WINCHESTER, JOHN, or John of (d. 1460?), bishop of Moray, is said to have been an Englishman who came into Scotland in the retinue of James I on his return from England in 1424. His name (though there are contemporary instances of it as a surname in Scotland) suggests that he may have been a priest of the household of Cardinal Beaufort, bishop of Winchester, who was the uncle of James's queen and solemnised their marriage. From the beginning of James's actual reign Winchester appears as his trusted friend, and is constantly in attendance at court. In the church he is chaplain to the king, prebendary of Dunkeld, canon of Glasgow (1428), and provost of Lincluden (1435). In the same year he is bishop-elect of Moray, and receives certain payments for promoting the king's affairs at the court of Rome. His election was confirmed by the pope in 1436, and next year he was consecrated at Cambuskenneth. He held the see for twenty-three years (not thirteen, as Spottiswoode says), and obtained for it certain valuable privileges. His men were not to be distrained for ‘wapinschaw or hosting’ by either of his powerful neighbours, the earls of Moray and Huntly, but were to rise and pass with his own bailies, as other barons' men (1445). His town of Spynie was erected into a burgh of barony, and the church-lands of his diocese (which were in six counties—Elgin, Banff, Aberdeen, Inverness, Ross, and Sutherland) were erected into one regality (1451), the latter being given him (says James II) in gratitude for ‘a multitude of services rendered to our late father, of cherished memory, and faithfully continued to ourselves.’

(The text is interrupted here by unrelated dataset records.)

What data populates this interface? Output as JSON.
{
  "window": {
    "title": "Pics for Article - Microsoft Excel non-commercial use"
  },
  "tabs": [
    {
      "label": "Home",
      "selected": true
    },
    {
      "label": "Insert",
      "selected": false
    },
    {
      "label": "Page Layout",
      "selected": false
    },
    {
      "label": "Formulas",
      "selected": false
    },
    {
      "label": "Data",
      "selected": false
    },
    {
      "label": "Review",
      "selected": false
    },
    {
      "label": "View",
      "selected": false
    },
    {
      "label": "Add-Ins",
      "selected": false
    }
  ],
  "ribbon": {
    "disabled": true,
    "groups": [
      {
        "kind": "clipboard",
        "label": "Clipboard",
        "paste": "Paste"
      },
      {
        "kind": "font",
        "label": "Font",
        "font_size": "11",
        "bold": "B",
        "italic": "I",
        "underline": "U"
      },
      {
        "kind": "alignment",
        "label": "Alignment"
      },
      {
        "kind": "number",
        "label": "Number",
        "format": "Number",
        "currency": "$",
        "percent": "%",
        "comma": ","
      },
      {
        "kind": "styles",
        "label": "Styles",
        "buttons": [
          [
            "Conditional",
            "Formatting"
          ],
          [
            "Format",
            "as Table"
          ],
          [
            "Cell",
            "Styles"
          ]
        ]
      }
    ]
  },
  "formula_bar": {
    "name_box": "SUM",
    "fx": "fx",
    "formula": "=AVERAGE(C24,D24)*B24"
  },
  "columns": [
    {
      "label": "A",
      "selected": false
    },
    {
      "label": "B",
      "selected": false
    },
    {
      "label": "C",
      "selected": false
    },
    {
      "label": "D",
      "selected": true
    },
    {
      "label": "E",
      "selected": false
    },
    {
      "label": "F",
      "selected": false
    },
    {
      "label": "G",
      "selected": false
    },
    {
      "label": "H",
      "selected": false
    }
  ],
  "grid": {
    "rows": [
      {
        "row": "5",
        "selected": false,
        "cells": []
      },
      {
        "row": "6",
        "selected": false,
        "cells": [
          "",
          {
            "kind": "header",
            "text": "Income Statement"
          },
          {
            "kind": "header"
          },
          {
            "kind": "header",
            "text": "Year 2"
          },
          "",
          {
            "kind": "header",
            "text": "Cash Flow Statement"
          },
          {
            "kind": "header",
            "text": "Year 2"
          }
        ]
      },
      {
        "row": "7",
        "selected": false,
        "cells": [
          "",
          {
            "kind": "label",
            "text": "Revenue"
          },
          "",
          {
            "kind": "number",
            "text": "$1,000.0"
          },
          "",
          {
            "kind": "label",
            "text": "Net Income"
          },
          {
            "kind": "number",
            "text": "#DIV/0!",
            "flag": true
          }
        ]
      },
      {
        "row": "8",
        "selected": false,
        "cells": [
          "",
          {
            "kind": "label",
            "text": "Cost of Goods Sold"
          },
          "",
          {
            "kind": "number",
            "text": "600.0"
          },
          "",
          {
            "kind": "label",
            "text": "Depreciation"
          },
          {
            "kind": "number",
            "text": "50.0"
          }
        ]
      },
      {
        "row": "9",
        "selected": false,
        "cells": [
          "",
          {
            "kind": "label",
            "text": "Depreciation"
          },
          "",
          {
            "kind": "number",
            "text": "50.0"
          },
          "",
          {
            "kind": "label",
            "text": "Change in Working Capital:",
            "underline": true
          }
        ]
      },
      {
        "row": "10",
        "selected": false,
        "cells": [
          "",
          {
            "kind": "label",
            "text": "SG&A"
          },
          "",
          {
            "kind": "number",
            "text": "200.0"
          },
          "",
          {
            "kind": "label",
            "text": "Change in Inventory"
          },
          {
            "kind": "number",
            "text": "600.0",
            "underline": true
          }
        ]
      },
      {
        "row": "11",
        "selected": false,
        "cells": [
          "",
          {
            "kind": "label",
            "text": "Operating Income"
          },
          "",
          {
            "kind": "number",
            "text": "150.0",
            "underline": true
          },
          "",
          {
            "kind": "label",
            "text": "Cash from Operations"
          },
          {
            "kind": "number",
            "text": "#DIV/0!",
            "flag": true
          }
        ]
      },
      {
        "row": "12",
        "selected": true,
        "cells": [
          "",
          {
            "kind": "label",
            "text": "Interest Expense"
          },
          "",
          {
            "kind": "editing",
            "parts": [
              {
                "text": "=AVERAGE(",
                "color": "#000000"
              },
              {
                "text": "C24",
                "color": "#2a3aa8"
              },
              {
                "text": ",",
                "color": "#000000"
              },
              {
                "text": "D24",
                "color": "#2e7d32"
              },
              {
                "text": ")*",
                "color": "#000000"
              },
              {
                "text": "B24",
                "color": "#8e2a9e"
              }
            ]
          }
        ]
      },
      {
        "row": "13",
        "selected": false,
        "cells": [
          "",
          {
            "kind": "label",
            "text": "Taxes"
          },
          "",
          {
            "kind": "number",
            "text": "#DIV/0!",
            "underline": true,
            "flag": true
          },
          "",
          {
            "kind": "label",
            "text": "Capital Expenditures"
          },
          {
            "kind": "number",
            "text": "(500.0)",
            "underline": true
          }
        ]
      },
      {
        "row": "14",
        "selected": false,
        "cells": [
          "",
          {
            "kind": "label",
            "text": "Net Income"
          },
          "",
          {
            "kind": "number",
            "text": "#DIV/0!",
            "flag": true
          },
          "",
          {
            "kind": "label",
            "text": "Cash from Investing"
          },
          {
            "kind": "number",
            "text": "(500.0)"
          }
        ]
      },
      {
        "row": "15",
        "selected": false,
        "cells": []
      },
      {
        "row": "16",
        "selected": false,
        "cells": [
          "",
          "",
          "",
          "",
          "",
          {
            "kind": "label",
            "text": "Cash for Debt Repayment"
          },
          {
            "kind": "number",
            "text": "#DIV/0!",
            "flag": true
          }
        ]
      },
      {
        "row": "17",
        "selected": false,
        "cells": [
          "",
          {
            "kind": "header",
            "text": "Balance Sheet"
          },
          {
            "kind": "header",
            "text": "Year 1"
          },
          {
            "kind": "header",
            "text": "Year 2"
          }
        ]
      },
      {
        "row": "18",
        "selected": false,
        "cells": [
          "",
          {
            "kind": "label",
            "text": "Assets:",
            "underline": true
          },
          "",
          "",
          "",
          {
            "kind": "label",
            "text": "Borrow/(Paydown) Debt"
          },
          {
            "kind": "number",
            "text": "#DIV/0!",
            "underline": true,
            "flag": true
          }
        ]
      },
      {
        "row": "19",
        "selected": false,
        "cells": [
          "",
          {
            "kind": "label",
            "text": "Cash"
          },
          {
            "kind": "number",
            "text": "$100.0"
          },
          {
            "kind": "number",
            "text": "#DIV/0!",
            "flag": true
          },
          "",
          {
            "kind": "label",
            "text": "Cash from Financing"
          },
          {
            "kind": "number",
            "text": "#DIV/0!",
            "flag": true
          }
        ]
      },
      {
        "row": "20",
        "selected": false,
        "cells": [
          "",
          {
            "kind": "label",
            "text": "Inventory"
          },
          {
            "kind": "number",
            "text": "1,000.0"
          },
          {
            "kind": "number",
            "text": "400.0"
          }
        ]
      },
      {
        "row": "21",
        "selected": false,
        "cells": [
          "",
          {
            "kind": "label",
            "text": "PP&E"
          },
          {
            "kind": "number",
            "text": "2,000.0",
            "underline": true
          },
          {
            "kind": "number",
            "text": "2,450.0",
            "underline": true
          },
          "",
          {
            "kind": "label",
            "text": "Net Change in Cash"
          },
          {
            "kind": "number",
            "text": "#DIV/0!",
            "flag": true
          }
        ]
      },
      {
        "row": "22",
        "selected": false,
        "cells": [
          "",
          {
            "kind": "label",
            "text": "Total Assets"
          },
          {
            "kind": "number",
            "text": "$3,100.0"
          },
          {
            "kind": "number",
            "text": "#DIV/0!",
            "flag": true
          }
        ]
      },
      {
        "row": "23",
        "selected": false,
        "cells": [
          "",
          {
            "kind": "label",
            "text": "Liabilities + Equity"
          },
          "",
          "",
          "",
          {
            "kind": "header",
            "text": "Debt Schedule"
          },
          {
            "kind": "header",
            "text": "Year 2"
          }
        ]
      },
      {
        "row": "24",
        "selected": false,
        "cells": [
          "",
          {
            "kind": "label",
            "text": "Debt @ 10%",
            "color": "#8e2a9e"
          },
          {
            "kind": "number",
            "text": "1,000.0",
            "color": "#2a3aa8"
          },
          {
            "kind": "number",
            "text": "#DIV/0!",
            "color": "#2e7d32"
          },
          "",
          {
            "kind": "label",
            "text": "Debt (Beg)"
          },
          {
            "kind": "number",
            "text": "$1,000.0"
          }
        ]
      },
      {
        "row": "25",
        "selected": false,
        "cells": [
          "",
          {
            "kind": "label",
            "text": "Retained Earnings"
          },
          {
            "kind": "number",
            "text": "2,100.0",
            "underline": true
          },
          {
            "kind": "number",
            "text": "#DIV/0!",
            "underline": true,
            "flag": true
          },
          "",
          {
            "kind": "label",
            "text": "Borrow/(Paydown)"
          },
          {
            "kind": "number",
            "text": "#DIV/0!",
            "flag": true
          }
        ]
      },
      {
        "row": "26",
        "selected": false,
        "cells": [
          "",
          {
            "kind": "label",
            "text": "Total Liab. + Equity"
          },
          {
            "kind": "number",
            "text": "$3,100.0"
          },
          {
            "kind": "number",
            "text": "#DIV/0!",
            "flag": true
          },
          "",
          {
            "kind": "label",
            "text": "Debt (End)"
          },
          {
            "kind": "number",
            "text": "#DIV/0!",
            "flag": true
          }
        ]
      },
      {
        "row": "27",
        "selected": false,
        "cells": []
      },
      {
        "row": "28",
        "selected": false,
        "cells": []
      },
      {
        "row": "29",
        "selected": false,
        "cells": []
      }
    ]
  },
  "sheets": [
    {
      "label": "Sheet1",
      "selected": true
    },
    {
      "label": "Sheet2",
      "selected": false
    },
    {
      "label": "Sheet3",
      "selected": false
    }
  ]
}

The records teem with notices of these services, rendered in the household, the exchequer, as lord-register, and as lord-treasurer, and ranging from payments ‘pro zucure et gingibero ad usum regis’ to embassies to England (1452), and especially supervision of the works at the royal castles of Linlithgow (which he visited along with James I in 1434), Stirling (1434), Urquhart (on Loch Ness), and Inverness (1458); and in the demolishing of the Douglases' island fortress of Lochindorb (1458) his deputy at the latter place, Calder of that ilk, carried the great iron door of Lochindorb to his seat, Cawdor Castle, where it may still be seen. The strengthening and demolishing of these castles respectively formed part of the policy of James I and James II, and Winchester was their adviser in regard to that policy, as well as in the acts by which it was carried out. From July 1457 to April 1458 James II spent his time mostly in the bishop's diocese, and Winchester entertained him at his palace of Spynie. On the king's return to the south, Winchester complained that the Earl of Huntly had seized his lands and was drawing his rents.

Winchester died on 1 April 1459 or 1460, and was buried in his cathedral at Elgin, in St. Mary's Isle, where his effigy remains. There are still in the north of Scotland families of the name who claim descent from him; they spring more probably from members of his household, who, following a northern custom, had, as his ‘baron's men,’ assumed his surname. He is said to have been a bachelor of the canon law. Spottiswoode, who, like Shaw and Keith, is in error in regard to the dates of his life, describes him as ‘a man of good parts.’

[Exchequer Rolls; Great Seal Registers; Registrum Moraviense; Keith's Catalogue of Scottish Bishops; Grub's Ecclesiastical History; Shaw's History of Moray; Young's Annals of Elgin.]